It was happenstance that first-year Pitt students Julia Lam, from East Brunswick, New Jersey, and Anjna Nair, from Fairfax, Virginia, got paired to share a practice target at the 2016 U.S. Archery National Indoor Championships in Virginia last winter.
They took a few deep breaths, kept their bodies perfectly straight and discharged their arrows, piercing a hole into a target 18 meters in front of them. In between shots, Lam and Nair’s small talk resulted in their realization that they’d be sharing more targets in the future.
Until they were next to each other at the championships, “neither of us knew we were going to Pitt,” Lam said.
But when Lam arrived on campus in August, the Student Organization Resource Center at Pitt told her the archery club — once a well-established organization at Pitt — had not been re-registered since the president graduated a few years ago.
So, Lam signed up to fill the position.
Within a month, first-year student Kira Zack emailed Lam and Nair asking if there was anything she could do to get the club started again. The trio is now taking the necessary steps to hold its first practice in the spring.
As archers, all three women have achieved individual success.
Lam, for example, has a silver medal from the 2014 World Archery Championship of the Americas and a bronze medal from the 2014 U.S. Archery National Indoor Championship.
But reviving the archery club would give them a new and different opportunity of teaching and leading other archers who may not be as experienced. Taking the lead on this revival will also allow the three first-year students to meet other archers who are around their skill levels and share the same passion they do for the sport.
Lam originally got into the sport about five years ago when her sister suggested they experience something new, exciting and not as common as other sports may be. There was a range about 15 minutes from her house that offered classes for children and teens, so they decided to join.
In less than a year, Lam was competing against other individuals in small local competitions, mostly just for fun. Eventually, she began going to states and nationals.
“I really enjoyed them and meeting people from different parts of the country,” Lam said.
From there, she tried out for the USA Junior Dream Team, which she became a member of during high school.
“Archery is important to me because I have met some of my best friends and mentors while doing the sport,” Lam says. “Because it is a relatively small sport, the community is so supportive and has provided me with unique opportunities.”
According to a 2015 study commissioned by the Archery Trade Association, 21.6 million American adults — including 4.75 million women — participated in some form of archery in 2014, accounting for 9.2 percent of all Americans 18 or older.
Still, the sport is far from mainstream — especially in the middle of a city campus like Pitt.
While Lam said she’s grateful for the supportive group helping to get the team off the ground, there are a few obstacles that come with launching a group for a fairly obscure sport with little to no funding.
The re-registration process isn’t as difficult as starting from scratch, because most of it just entails filling out paperwork and making sure the club has at least 10 members and a faculty adviser.

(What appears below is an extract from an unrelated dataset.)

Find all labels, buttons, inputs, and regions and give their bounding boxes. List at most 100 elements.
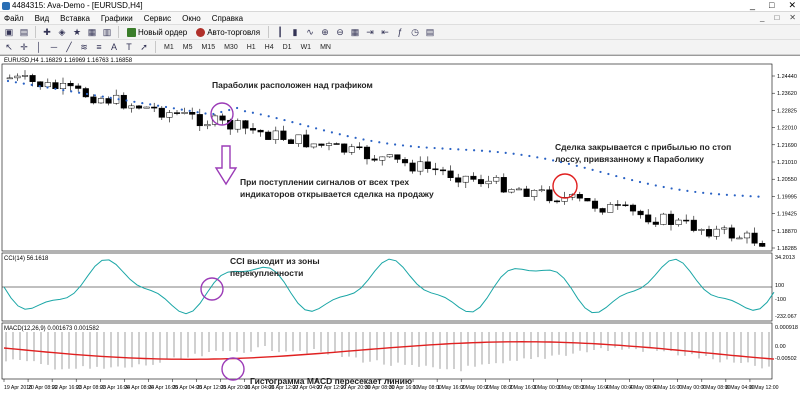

Deciding how the club will run once it is officially registered and writing a new constitution to make significant structural changes will be the more difficult part, Lam said.
To help with costs, Lam, Zack and Nair plan to apply for a grant through USA Archery that will provide them with equipment — including bows, arrows, targets and arrow curtains — for no cost.
But before getting the funding, the trio must figure out where the club can hold practices.
In the past, Pitt Archery traveled off-campus to an archery shop called Archer’s Edge about 20 to 30 minutes away to hold a few hours of practice.
Considering that archery is not a largely popular sport, traveling off-campus makes it more challenging to attract interest in the club, which is why they hope to find some on-campus options.
“[The Carnegie Mellon University archery club] carpools to a range about 45 minutes away from their campus,” Lam said. “If we are unable to find an on-campus location this year, we may begin practicing at the same range they go to.”
Nearby, CMU is also trying to revive a club that’s been decimated by graduation.
“Losing all the seniors is something we’re still recovering from, but I noticed a lot of promise in some of the freshman members, so I’m hopeful about next semester,” said James Eby, the club’s president, who added that the group only has the funding to drive four people in rental cars to the range twice a week.
Right now, the women have pinpointed about 13 interested students who may want to participate in Pitt’s club, and they are also willing to take beginners who have never picked up a bow and arrow before. Lam says that resources will be limited, so keeping the club bounded to a small amount of members would be ideal.
The vision for the club is that the team can casually compete against other local universities, such as CMU, when it becomes more established and its archers gain more experience.
There are also regional and national collegiate archery competitions, such as the U.S. National Outdoor Collegiate Championships and a collegiate category of the multi-site U.S. National Indoor Championships.
“We already have a few competitive archers helping to organize the club that have competed in national events before, so traveling to compete in these events is likely in our future,” Lam said. “We are just trying to bring it back and make it better than it was before.”